Seems to be a familiar theme in my life lately.
Where has it gone?
Time: How can it have been two years since I wrote a blog post? I don’t understand. It doesn’t feel like two years. The Ancient One is now 97, and the last blog post was about her 95th birthday. I’ve done the math every which way and it keeps coming out at “2 years”. Where are my days going?
Unction: I’m not sure that’s really the word I want to use. But obviously I’m out of practice with the whole “word” thing. This blog isn’t the only thing with cobwebs in the corners.
Okay…so I just looked up the word “unction”. SO not the word I want to use. I think I was thinking of “gumption”. I love dictionaries. But that made me laugh, so I’m leaving it there.
And moving on….
GUMPTION: Where’s that “get up ‘n go” that makes me want to write and share? I actually think I know the answer to this one – caring for someone with dementia is draining. And a lot of the time, when things are difficult, I don’t have the energy to write about it. Too used up, with few words to offer. Or too many feelings and words can’t cover it. It’s not just the blog that feels that way. Relationships, shopping, reading, oh….so many things seem so far away.
Grandma’s purse. Or stamps. Or belt. Or sweater. Or address book. Or pots. Or the silverware. Or Grandma….yes, we seem to ask that “Where has it gone?” many, many times a day.
But I’m still here. My world feels very small. I hardly keep in touch with anyone. I am sorry about that. I feel I have very little to contribute outside of my little world.
And all of this sounds depressed and depressing. But I’m not. Really truly, I’m not.
I’m sitting here on this cloudy day, loving the gray coolness, drinking a health-filled smoothy and finding myself wanting to write for the first time in a while, so I thought I would dust off the keyboard, wave my tiny, internet hand, and say,
“Hello out there!

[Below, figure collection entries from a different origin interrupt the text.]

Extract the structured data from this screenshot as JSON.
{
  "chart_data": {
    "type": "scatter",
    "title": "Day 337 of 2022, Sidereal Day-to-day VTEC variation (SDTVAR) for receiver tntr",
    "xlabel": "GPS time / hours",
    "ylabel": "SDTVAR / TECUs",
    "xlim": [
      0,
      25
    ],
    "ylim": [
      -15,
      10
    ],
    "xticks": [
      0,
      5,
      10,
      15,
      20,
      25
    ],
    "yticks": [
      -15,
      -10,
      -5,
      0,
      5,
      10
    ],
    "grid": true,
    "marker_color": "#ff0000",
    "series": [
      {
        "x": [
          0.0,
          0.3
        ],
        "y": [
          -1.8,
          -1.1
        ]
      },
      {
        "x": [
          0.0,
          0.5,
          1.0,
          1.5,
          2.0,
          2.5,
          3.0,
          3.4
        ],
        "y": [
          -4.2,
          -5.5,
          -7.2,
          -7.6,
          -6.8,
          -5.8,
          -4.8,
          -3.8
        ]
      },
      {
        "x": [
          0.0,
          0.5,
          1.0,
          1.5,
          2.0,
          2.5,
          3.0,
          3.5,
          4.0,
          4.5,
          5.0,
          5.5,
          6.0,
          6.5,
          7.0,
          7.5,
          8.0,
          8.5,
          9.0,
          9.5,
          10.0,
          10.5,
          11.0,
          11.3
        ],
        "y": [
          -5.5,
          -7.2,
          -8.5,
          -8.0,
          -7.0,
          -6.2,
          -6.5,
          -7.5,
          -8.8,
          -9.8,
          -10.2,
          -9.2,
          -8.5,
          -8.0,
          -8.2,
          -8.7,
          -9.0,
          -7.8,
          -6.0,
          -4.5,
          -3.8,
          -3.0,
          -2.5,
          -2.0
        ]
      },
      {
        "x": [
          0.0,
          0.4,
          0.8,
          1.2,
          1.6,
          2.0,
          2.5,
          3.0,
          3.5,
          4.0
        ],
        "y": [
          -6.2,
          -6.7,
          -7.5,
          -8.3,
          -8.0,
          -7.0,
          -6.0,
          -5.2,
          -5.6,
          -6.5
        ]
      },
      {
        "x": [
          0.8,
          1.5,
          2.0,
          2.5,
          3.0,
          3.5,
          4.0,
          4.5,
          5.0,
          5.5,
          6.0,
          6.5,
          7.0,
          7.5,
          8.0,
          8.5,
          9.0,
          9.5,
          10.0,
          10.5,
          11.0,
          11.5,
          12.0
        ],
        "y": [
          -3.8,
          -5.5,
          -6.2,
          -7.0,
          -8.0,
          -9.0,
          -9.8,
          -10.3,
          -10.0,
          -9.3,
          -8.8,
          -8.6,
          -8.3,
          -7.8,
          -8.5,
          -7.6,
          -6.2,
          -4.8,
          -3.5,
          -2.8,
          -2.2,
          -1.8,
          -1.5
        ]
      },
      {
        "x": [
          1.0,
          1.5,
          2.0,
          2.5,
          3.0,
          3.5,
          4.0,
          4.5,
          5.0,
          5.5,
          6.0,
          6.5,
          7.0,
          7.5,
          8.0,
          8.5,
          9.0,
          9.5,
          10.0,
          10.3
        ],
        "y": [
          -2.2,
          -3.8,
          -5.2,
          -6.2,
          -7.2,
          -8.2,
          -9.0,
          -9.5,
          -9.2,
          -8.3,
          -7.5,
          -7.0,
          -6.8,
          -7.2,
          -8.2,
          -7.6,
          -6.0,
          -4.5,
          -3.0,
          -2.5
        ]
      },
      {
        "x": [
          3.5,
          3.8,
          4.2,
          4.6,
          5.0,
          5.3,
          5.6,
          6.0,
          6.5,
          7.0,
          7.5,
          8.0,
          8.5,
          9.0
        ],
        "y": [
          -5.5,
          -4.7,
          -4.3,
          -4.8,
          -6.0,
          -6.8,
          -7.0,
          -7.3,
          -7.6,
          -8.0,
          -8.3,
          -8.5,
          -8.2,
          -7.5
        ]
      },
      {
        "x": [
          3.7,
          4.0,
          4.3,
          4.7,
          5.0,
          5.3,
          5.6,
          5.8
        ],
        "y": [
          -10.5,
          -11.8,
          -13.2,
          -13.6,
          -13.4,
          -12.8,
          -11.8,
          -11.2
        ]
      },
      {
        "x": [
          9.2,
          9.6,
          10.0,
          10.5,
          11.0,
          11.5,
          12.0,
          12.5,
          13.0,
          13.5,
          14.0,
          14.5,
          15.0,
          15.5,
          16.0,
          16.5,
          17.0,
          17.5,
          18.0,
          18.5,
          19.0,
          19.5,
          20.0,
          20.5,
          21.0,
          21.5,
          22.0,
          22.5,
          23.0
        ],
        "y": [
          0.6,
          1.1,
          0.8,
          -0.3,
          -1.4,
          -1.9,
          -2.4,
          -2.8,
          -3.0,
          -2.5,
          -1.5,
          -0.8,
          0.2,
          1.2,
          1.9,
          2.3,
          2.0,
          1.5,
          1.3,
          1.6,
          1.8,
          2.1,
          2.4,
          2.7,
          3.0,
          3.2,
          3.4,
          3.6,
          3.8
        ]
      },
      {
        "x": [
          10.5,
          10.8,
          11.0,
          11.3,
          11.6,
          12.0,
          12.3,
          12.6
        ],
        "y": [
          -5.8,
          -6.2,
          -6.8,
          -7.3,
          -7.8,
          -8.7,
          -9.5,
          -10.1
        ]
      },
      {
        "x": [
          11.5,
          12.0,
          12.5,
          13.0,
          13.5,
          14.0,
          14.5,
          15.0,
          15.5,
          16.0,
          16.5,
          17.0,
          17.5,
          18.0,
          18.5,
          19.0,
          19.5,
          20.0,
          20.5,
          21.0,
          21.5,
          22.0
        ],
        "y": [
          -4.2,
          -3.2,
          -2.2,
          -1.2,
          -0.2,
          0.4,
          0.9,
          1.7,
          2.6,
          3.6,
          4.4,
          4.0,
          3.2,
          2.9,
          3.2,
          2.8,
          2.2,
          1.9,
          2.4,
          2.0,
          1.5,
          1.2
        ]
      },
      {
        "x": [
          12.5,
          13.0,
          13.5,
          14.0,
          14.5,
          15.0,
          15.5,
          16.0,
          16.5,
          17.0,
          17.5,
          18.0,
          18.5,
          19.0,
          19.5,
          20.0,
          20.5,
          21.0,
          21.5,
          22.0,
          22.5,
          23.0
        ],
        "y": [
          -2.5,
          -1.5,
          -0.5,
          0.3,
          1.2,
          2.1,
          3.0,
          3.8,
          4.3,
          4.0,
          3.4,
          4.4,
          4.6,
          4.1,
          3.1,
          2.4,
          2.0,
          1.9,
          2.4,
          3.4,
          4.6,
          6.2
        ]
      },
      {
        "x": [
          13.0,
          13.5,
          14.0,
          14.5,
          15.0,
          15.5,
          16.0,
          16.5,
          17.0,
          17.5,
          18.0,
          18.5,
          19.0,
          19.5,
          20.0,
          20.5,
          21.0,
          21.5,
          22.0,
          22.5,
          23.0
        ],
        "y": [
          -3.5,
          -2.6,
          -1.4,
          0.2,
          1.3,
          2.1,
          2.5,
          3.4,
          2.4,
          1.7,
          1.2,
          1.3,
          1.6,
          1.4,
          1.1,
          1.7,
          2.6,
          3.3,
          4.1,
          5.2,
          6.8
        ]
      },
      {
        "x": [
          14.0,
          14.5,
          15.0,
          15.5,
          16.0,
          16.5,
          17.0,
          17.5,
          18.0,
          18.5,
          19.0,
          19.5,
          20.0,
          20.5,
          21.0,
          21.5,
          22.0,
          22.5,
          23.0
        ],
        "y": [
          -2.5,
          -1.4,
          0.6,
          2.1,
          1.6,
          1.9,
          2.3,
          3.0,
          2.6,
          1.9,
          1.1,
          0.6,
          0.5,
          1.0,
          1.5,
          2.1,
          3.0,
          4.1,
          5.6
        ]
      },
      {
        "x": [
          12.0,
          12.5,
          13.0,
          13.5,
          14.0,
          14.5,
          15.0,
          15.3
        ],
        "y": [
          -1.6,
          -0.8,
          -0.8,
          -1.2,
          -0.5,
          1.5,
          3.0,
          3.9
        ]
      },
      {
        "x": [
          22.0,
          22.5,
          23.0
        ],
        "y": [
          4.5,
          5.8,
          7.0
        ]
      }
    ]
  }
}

I’m still here. I’m really fine. I’m learning a lot about the downhill side of life, about loving in the hard times, and about wanting to be a more Christ-like woman. I’m in a good spot though. My life is filled with beauty….starting with my sunrise walks at the lake with my mom almost every morning and moving on to days filled with family and kindness and figuring things out and hashing and venting and loving and flowers and forgiveness and grace. SO MUCH GRACE. ”
Thankfully, that’s one thing I don’t have to ask “Where has it gone?” My life is grace abounding!
“Hello out there! I’m still here. How are you?”